Domitilla begriff recht schnell, dass der Anlass für den Besuch ihres Neffen von gewichtiger Natur war. Es bedurfte lediglich einen Blick in das Gesicht des jungen Flavius, um dies ablesen zu können. Sein gesamtes Auftreten unterschied sich erheblich von dem, wie sie es von ihm gewohnt war. Allerdings konnte sie sich vorerst keinen Reim darauf machen. Doch das sollte sich recht schnell ändern. Eines musste man ihrem Neffen schon lassen, er redete nicht lange um den heißen Brei herum, sondern kam schwindelerregend schnell auf den Punkt.

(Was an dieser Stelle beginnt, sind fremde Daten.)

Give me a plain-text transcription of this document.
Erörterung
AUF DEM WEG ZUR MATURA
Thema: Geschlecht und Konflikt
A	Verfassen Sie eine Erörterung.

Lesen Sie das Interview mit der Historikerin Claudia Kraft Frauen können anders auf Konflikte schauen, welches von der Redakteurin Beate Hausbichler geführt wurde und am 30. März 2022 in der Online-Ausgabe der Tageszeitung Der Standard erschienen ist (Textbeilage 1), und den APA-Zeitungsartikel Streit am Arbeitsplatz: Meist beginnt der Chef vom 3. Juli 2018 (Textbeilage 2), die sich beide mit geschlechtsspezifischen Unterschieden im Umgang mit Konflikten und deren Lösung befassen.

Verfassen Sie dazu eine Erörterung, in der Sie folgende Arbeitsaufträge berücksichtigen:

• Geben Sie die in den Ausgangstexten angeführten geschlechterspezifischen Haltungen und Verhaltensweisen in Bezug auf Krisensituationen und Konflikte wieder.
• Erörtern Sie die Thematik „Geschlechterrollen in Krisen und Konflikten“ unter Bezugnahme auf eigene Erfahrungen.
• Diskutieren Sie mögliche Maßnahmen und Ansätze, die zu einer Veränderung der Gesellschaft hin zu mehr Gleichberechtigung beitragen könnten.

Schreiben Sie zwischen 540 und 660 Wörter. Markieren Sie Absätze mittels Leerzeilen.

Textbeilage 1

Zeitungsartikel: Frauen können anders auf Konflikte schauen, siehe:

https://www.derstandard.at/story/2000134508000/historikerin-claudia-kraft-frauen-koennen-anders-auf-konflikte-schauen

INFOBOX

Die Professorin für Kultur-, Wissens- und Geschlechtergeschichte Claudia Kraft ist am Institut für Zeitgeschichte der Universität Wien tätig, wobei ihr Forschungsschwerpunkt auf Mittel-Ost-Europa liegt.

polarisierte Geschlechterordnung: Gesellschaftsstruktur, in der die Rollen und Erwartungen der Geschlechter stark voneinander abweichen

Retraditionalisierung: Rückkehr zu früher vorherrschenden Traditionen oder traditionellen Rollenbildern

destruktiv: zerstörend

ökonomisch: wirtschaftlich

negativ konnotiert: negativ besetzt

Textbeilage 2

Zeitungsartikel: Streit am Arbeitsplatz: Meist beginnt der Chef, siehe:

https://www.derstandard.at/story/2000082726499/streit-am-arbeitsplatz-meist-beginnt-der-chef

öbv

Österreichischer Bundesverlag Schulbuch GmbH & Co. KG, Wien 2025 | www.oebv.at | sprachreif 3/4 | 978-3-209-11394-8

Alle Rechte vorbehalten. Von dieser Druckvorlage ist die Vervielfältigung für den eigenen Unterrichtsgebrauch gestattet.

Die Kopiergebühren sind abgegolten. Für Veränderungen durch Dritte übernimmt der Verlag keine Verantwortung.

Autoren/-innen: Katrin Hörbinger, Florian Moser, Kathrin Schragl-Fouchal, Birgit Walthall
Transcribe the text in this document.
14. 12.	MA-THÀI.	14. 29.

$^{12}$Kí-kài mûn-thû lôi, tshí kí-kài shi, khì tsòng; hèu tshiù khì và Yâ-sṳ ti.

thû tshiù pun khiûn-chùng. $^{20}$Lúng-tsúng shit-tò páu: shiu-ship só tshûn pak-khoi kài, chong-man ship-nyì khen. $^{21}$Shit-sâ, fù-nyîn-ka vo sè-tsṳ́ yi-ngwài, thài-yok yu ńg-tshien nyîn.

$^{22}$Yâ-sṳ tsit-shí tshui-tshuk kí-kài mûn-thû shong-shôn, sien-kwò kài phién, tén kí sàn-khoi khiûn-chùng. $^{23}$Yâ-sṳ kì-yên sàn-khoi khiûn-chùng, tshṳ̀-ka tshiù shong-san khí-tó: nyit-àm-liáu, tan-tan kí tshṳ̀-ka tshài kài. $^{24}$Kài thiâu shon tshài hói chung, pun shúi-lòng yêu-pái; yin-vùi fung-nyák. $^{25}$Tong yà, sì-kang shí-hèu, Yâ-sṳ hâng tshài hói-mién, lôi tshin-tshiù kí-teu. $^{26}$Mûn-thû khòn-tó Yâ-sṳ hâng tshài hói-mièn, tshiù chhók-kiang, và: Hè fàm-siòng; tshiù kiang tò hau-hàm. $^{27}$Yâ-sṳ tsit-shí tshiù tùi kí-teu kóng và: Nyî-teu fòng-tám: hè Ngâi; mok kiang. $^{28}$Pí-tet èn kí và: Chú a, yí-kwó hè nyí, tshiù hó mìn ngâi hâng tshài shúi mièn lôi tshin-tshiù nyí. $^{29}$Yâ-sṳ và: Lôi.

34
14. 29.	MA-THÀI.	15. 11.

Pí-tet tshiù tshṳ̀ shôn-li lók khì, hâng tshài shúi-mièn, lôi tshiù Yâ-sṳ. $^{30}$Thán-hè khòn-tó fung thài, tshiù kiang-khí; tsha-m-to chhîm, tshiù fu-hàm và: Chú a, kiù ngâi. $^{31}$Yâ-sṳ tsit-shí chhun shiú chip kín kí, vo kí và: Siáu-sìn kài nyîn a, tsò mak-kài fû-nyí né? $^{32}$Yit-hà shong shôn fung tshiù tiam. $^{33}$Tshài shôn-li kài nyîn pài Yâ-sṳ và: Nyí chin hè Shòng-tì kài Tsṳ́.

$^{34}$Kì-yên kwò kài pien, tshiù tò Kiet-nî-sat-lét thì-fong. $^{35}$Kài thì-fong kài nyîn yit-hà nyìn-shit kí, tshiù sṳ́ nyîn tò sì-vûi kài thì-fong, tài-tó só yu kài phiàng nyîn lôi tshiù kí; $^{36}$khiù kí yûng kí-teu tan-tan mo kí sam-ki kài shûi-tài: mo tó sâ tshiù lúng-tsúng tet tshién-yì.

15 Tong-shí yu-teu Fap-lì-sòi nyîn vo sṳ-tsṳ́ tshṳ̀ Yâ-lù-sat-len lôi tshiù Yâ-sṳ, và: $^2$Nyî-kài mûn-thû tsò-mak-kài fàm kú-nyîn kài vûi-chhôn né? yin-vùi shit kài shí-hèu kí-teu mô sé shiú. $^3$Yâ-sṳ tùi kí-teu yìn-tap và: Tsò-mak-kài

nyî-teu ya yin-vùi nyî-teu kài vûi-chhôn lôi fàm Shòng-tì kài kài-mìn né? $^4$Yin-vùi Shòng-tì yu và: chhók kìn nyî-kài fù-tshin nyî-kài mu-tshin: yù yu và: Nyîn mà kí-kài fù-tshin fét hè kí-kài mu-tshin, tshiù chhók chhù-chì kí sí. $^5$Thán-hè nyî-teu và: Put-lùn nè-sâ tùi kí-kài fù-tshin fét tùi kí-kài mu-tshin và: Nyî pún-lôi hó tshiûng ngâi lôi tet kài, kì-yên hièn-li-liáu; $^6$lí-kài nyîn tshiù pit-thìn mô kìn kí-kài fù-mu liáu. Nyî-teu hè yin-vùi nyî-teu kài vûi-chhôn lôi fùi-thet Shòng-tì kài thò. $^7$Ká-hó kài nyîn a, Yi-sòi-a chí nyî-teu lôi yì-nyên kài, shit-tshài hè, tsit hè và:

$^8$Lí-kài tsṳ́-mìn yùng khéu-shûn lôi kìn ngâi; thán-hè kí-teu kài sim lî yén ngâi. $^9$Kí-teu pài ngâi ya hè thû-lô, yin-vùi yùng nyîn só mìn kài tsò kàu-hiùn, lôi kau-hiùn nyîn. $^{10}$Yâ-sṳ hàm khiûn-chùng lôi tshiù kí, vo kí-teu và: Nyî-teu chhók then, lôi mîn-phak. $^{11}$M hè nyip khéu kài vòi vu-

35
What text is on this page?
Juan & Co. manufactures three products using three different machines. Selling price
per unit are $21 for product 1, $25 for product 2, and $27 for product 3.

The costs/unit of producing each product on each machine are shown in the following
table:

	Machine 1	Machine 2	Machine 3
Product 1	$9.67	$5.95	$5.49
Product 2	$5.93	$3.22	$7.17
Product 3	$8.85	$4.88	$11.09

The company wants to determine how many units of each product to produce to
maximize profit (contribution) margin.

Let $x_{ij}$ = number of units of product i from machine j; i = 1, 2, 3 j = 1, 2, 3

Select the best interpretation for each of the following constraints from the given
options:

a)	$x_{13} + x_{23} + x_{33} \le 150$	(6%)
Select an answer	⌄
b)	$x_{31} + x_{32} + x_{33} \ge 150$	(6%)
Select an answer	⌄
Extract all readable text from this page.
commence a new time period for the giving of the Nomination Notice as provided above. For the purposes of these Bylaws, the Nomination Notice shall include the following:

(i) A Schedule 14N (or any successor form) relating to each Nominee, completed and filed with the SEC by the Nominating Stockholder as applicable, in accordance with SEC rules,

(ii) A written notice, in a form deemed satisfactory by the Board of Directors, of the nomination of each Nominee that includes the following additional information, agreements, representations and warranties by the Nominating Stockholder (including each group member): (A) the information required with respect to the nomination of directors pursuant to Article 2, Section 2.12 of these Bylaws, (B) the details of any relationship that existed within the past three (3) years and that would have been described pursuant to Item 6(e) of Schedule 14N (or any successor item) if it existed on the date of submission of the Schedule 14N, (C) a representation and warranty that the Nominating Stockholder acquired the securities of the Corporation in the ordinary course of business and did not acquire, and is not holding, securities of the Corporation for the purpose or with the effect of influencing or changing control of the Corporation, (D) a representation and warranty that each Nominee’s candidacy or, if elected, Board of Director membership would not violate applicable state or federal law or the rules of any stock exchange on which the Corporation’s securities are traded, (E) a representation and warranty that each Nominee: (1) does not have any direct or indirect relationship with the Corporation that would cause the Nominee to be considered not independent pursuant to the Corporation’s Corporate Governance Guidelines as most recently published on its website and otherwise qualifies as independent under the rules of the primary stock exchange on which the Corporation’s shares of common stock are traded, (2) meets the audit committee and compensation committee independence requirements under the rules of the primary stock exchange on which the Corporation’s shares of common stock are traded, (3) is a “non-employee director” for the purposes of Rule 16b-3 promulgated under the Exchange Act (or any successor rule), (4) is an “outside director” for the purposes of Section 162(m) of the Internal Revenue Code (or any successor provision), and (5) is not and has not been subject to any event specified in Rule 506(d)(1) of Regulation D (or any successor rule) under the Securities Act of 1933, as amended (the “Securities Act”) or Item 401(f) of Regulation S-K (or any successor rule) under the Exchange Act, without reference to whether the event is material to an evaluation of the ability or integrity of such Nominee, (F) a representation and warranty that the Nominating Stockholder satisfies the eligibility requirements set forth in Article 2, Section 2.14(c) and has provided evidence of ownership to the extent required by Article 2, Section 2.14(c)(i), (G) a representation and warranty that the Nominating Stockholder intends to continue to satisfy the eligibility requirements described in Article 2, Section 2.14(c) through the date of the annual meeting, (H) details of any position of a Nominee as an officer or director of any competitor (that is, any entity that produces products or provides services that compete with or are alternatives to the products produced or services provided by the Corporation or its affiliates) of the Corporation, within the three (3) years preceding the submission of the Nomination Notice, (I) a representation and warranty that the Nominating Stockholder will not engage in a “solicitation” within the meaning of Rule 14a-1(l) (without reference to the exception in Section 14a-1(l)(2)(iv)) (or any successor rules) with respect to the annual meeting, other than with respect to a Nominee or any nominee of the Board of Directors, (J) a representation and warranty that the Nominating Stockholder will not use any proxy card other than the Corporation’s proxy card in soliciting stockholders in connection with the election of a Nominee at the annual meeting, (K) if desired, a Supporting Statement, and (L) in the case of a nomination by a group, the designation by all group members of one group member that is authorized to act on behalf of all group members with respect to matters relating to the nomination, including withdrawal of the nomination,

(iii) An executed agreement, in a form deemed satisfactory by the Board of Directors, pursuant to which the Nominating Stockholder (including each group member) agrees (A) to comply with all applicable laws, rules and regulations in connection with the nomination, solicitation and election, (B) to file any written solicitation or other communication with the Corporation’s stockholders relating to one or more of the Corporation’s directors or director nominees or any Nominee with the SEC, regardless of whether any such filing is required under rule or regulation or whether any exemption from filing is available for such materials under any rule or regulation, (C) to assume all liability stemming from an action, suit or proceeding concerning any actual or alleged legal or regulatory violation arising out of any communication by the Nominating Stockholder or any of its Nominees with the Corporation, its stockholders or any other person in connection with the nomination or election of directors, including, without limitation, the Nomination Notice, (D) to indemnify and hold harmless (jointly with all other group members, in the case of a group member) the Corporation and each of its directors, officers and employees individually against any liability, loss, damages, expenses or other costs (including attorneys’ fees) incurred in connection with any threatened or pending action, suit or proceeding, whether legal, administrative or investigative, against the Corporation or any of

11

Ein wohlwollendes Lächeln hatte sie aufgelegt, als er sich setzte und sich bei ihr bedankte, ihn empfangen zu haben. Für ihn hatte sie doch immer Zeit! Das wusste er sicher auch, denn obwohl sich Neffe und Tante erst seit recht kurzer Zeit kannten, war doch zwischen ihnen ein besonderes familiäres Band entstanden. Domitilla sah in dem fast gleichaltrigen Neffen inzwischen eher einen Bruder. Vielleicht sogar einen Ersatz für Piso, den sie erst in ihrem dreizehnten Lebensjahr kennengelernt hatte und der wenig später in der Blüte seines Lebens aus dieser Welt gerissen worden.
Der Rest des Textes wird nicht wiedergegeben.